Another anti-Goldman argument is that the firm doesn’t actually make anything other than money. Bah humbug. Truth is, customers in the highly competitive markets for asset management and capital-raising these days are increasingly savvy, and they don’t pay fees for nothing. The days of big brokerage commissions are pretty much over. Goldman makes money by helping to finance plenty of companies that actually do make things. Many of the firm’s profits come from trading that puts Goldman’s own capital at risk, particularly in developing markets such as China and India. Many of the firm’s bankers and executives work long hours and travel relentlessly. In a sense, they are doing the work of the ship captains that once plied the piers of Lower Manhattan, bringing American business knowledge to new markets in trade relationships that benefit both sides.
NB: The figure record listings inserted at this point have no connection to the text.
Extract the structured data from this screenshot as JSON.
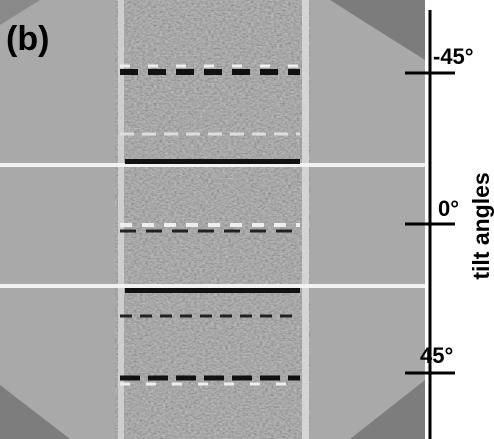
{
  "panel_label": "(b)",
  "axis": {
    "label": "tilt angles",
    "ticks": [
      "-45°",
      "0°",
      "45°"
    ]
  }
}
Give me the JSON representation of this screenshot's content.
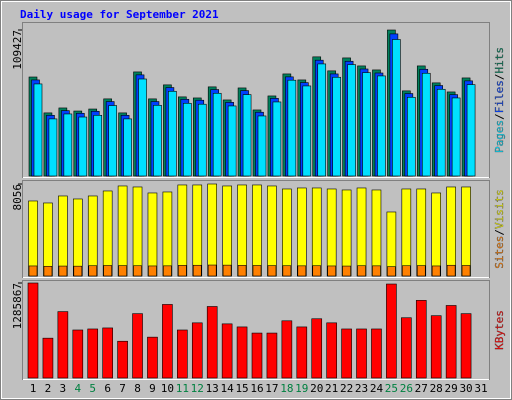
{
  "chart_data": {
    "type": "bar",
    "title": "Daily usage for September 2021",
    "title_color": "#0000ff",
    "legend_separator": "/",
    "categories": [
      "1",
      "2",
      "3",
      "4",
      "5",
      "6",
      "7",
      "8",
      "9",
      "10",
      "11",
      "12",
      "13",
      "14",
      "15",
      "16",
      "17",
      "18",
      "19",
      "20",
      "21",
      "22",
      "23",
      "24",
      "25",
      "26",
      "27",
      "28",
      "29",
      "30",
      "31"
    ],
    "category_colors": [
      "#000000",
      "#000000",
      "#000000",
      "#008040",
      "#008040",
      "#000000",
      "#000000",
      "#000000",
      "#000000",
      "#000000",
      "#008040",
      "#008040",
      "#000000",
      "#000000",
      "#000000",
      "#000000",
      "#000000",
      "#008040",
      "#008040",
      "#000000",
      "#000000",
      "#000000",
      "#000000",
      "#000000",
      "#008040",
      "#008040",
      "#000000",
      "#000000",
      "#000000",
      "#000000",
      "#000000"
    ],
    "panels": [
      {
        "ylim": [
          0,
          109427
        ],
        "yticks": [
          109427
        ],
        "series": [
          {
            "name": "Hits",
            "color": "#00805c",
            "values": [
              74200,
              47300,
              51000,
              48700,
              50200,
              57800,
              47300,
              78000,
              57800,
              68300,
              59300,
              58500,
              66800,
              57000,
              66000,
              49500,
              60000,
              76500,
              72000,
              89300,
              78800,
              88500,
              82500,
              79500,
              109427,
              63800,
              82500,
              69800,
              63000,
              73500,
              null
            ]
          },
          {
            "name": "Files",
            "color": "#0040ff",
            "values": [
              72000,
              45500,
              49000,
              47000,
              48500,
              55800,
              45500,
              75800,
              55800,
              66300,
              57500,
              56800,
              64800,
              55200,
              64000,
              47800,
              58200,
              74300,
              70000,
              86800,
              76500,
              86000,
              80200,
              77200,
              106500,
              61800,
              80000,
              67800,
              61000,
              71300,
              null
            ]
          },
          {
            "name": "Pages",
            "color": "#00e0ff",
            "values": [
              69000,
              42800,
              46500,
              44200,
              45500,
              52800,
              42800,
              72700,
              53000,
              63500,
              54500,
              53800,
              62000,
              52500,
              61000,
              45000,
              55500,
              71800,
              67500,
              84000,
              74000,
              83500,
              77500,
              75000,
              102300,
              59000,
              77000,
              65000,
              58500,
              68500,
              null
            ]
          }
        ]
      },
      {
        "ylim": [
          0,
          8056
        ],
        "yticks": [
          8056
        ],
        "series": [
          {
            "name": "Visits",
            "color": "#ffff00",
            "values": [
              6570,
              6395,
              7008,
              6745,
              7008,
              7446,
              7884,
              7796,
              7271,
              7358,
              7972,
              7972,
              8056,
              7884,
              7972,
              7972,
              7884,
              7621,
              7709,
              7709,
              7621,
              7534,
              7709,
              7534,
              5606,
              7621,
              7621,
              7271,
              7796,
              7796,
              null
            ]
          },
          {
            "name": "Sites",
            "color": "#ff8000",
            "values": [
              880,
              850,
              870,
              860,
              900,
              920,
              910,
              900,
              880,
              890,
              930,
              940,
              960,
              950,
              930,
              920,
              910,
              900,
              890,
              900,
              880,
              870,
              900,
              890,
              820,
              900,
              910,
              880,
              940,
              920,
              null
            ]
          }
        ]
      },
      {
        "ylim": [
          0,
          1285867
        ],
        "yticks": [
          1285867
        ],
        "series": [
          {
            "name": "KBytes",
            "color": "#ff0000",
            "values": [
              1285867,
              539200,
              898700,
              649800,
              663600,
              677500,
              497700,
              871000,
              553000,
              995500,
              649800,
              746600,
              967800,
              732800,
              691300,
              608300,
              608300,
              774300,
              691300,
              801900,
              746600,
              663600,
              663600,
              663600,
              1272000,
              815700,
              1050800,
              843400,
              981600,
              871000,
              null
            ]
          }
        ]
      }
    ]
  }
}
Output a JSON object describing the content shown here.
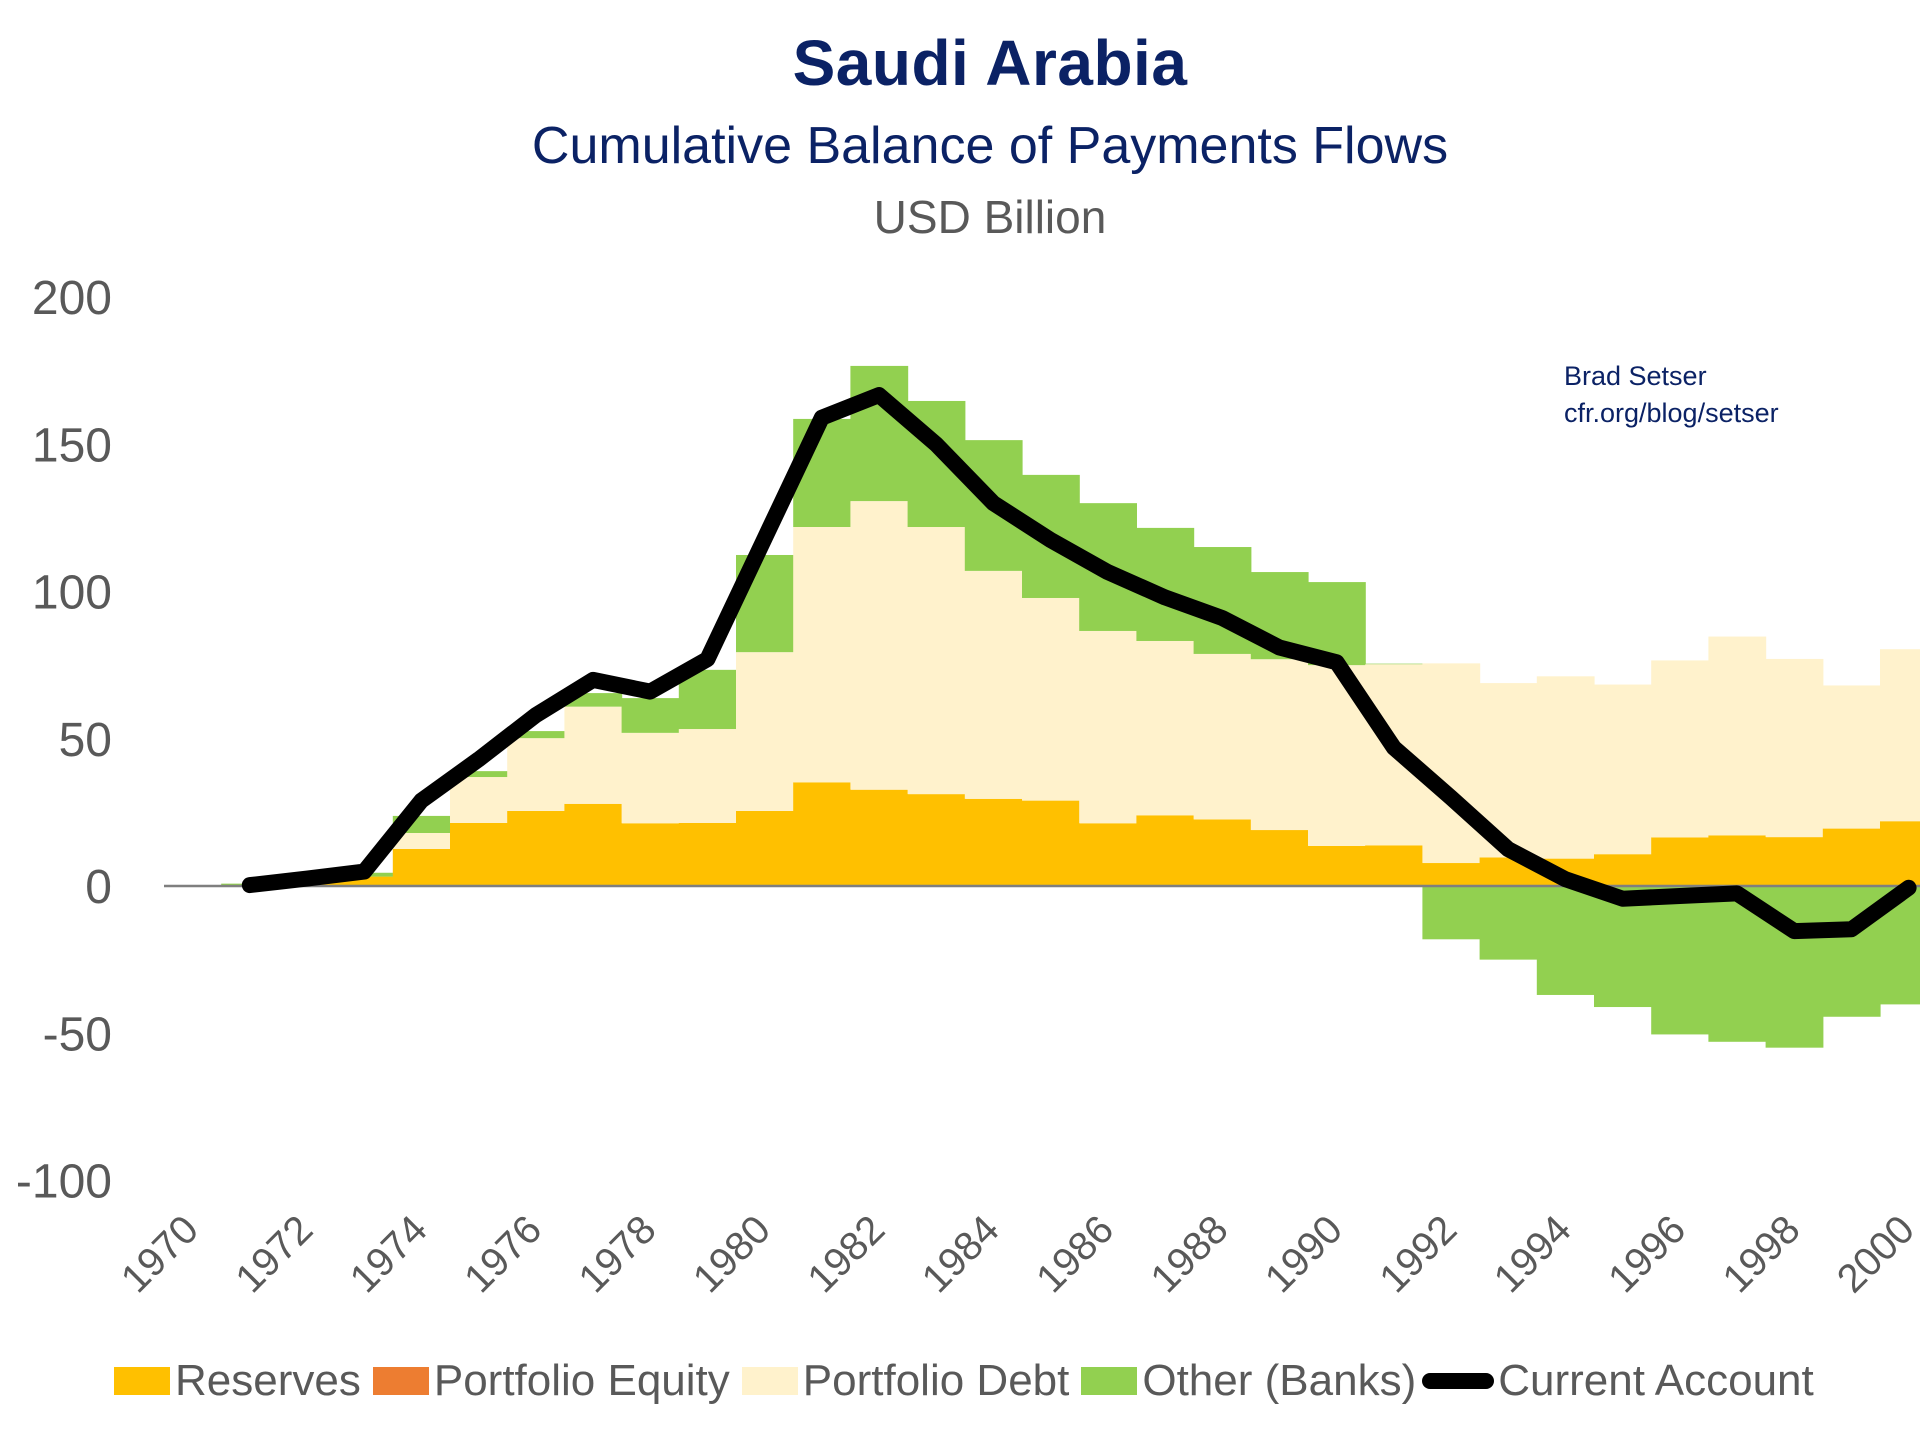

The state comptroller, Alan Hevesi, reported yesterday that Wall Street bonuses overall — including those at Goldman Sachs and the other firms — “will generate $1.6 billion in tax revenues for New York State and another $500 million for New York City.” As Mr. Hevesi put it, “When Wall Street does well, New York City and New York State do well.”
There’s a downside to this story, but it’s not the Marxist argument that has generally greeted the news of Goldman’s bonuses. It’s the far more substantive argument sketched by the Manhattan Institute’s E.J. McMahon, who points out that we are now in a situation in which it can be said that when Wall Street catches a cold, New York government budgets get pneumonia. What that means in policy terms is not that Goldman’s success should be derided but that New York’s economy needs more Goldmans, in more industries, not fewer of them. And that New Yorkers should be rooting for their success. So let others sing their sad carols. These columns wish Goldman Sachs an even better year in 2007, with larger profits and bigger bonuses. It’d be good not only for the bankers and traders but for all New Yorkers.